Henry Owens isn't making his major league debut after getting three starts down the stretch last season, but he is making his inaugural 2016 big league appearance upon being summoned to replace the injured Joe Kelly. He also has a chance to pad your strikeout totals in this last day of the head-to-head scoring week with a date in Minute Maid Park against the contact-challenged Houston Astros.

On one hand, Mat Latos is off to an impressive start to the 2016 campaign, sporting a 0.49 ERA and 0.60 WHIP. On the other, he has only whiffed 11 in 18⅓ innings and hasn't faced a tough schedule with contests against the weak hitting Oakland Athletics, Twins and Los Angeles Angels. The tiebreaker for Sunday is his opponent; the Texas Rangers aren't lighting it up, so if you're desperate for a win, Latos is in play. Just beware he's not pitching as well as his surface stats indicate.

Any time Drew Hutchison is on the hill, he can whiff 10 or get lit up for 10. The A's aren't the best fodder for some late-week strikeouts, but there also isn't another option with the ceiling of Hutchison.

Mike Leake isn't known for his strikeout ability, but in facing the San Diego Padres and their 26 percent whiff rate against righties, he could tack on a couple of more punchouts than normal while also providing some ratio support.

Cold Streams

As always, Sunday is break glass in case of emergency day, so depending on your team's situation, everyone is in play. That said, it would take a very desperate set of circumstances to venture into Coors Field for either Alex Wood or Jordan Lyles. Add Alfredo Simon facing the Cubs to that, with Scott Feldman taking on the Boston Red Sox a borderline call.
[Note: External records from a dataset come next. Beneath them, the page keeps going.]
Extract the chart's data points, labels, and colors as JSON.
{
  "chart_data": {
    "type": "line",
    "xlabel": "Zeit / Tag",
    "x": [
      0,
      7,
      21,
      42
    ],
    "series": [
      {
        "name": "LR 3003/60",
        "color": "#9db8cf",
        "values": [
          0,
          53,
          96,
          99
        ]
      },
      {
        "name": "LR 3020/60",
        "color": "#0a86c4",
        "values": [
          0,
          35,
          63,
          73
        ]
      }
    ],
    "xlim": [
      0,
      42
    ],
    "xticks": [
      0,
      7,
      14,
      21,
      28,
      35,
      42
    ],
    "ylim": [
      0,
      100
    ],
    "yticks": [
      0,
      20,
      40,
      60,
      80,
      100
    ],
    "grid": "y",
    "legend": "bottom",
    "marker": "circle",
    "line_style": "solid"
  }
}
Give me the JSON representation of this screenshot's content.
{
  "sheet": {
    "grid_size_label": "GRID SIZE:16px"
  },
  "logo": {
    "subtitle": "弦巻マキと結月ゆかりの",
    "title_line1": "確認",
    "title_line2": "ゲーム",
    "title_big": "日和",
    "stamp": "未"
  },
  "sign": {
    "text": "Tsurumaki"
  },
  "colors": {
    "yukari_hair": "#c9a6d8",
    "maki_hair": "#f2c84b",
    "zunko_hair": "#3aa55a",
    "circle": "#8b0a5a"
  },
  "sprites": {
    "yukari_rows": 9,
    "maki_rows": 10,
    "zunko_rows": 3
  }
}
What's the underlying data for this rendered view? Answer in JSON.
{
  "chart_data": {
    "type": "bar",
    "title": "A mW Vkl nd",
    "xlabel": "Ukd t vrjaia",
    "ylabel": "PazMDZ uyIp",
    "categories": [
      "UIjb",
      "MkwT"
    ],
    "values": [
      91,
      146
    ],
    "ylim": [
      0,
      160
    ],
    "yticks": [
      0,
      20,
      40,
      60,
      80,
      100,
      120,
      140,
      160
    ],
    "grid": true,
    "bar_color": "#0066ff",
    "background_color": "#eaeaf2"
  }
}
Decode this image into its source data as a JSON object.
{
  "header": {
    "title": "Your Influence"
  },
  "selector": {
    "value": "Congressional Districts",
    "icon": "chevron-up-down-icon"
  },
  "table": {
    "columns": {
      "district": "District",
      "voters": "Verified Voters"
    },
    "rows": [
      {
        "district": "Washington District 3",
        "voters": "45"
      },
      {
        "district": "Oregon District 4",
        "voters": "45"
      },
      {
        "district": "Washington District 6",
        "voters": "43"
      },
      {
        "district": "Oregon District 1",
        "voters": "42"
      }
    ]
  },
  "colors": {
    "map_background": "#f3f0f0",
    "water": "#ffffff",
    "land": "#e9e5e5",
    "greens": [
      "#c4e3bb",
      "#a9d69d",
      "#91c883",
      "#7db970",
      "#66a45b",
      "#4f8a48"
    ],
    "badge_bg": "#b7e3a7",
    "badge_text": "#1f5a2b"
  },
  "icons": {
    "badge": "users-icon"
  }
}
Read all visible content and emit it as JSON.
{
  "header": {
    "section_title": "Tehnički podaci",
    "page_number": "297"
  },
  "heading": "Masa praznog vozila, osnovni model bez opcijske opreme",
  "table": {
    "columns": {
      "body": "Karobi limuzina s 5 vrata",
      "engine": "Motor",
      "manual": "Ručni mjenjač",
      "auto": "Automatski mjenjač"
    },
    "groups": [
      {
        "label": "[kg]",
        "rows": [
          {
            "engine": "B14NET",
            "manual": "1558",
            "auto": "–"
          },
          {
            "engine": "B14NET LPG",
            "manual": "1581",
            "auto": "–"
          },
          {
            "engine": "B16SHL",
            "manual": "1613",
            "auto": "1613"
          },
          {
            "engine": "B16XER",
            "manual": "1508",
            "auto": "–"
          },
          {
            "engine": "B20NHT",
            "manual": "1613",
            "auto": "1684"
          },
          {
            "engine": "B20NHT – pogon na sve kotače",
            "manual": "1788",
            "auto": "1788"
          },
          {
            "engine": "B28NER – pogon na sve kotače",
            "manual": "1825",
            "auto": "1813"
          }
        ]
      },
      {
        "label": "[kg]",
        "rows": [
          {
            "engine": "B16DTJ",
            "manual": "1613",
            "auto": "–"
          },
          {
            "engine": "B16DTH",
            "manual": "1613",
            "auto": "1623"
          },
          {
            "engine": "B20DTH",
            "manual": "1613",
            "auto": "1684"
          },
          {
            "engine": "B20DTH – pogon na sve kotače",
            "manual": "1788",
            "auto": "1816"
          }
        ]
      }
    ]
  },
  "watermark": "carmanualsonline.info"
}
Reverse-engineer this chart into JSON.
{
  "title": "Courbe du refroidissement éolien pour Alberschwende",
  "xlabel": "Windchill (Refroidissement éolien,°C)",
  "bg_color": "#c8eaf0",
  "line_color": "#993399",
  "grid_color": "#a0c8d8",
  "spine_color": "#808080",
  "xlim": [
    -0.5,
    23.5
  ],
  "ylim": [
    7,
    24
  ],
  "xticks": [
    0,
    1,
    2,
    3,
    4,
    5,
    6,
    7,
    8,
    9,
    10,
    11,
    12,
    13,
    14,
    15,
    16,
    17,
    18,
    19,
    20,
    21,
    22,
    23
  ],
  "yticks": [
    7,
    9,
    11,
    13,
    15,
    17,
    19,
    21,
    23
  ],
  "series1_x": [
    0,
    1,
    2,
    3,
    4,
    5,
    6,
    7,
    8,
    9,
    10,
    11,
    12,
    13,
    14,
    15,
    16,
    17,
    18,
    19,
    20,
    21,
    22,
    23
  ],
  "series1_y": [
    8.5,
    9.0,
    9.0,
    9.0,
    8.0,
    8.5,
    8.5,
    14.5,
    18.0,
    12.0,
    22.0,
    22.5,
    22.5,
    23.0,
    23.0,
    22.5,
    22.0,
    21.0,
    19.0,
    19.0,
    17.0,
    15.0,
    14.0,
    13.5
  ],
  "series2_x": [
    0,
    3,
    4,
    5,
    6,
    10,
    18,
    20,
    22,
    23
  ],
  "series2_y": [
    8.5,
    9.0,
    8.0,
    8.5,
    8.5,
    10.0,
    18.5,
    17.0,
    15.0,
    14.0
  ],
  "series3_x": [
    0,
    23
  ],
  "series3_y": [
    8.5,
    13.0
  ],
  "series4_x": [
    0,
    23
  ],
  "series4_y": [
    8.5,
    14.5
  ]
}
Lather, rinse, repeat: A couple of mediocre-at-best hurlers are taking the hill at Coors Field. To be fair, Alex Wood as flashed periods of effectiveness. But still, the right-handed Rockies' brigade of DJ LeMahieu, Trevor Story, Nolan Arenado, Mark Reynolds and Ryan Raburn are licking their chops at the thought of facing the susceptible southpaw. On the other side, the Los Angeles Dodgers lefties, including Adrian Gonzalez and Joc Pederson, are anxious to take aim against Jordan Lyles.

Alfredo Simon is just a placeholder until the Reds' young stable of arms is either healthy enough (or just plain ready) to pitch in the bigs. As such, there's always the risk of the club hanging Simon out to dry, to take one for the team. This really benefits a deep lineup such as the Cubs', so consider everyone in play.

Will the real Shane Greene please stand up? Greene has also been effective in the past, but until he can display consistency, a team that rakes against righties like the Indians will be a threat. Starting with new leadoff hitter Carlos Santana and followed by Jason Kipnis and Francisco Lindor, the Tribe should be in for a productive day.

The Toronto Blue Jays haven't yet clicked as a team, coming off of a campaign in which they lapped the field with 891 runs scored. A date with lefty Eric Surkamp at Rogers Centre sounds like the ideal panacea for Josh Donaldson, Jose Bautista, Edwin Encarnacion and Troy Tulowitzki to recall the echoes of 2015 as a unit.

It's with some reticence that the Pittsburgh Pirates are highlighted here, since Robbie Ray is a few less walks away from taking the next step; so perhaps this is best framed as a contrarian stack on a day where there is a treasure trove of good hitting scenarios. The Bucs handle righties very well, so pick and choose from top to bottom.

Most likely to hit a home run: Anthony Rizzo isn't hitting for average, but he is hitting for power -- and facing Alfredo Simon -- so he has the chance to do both.

Most likely to steal a base: The hard part will be getting on with Drew Smyly on the hill. The easy part will be Jacoby Ellsbury running on either Hank Conger or Curt Casali.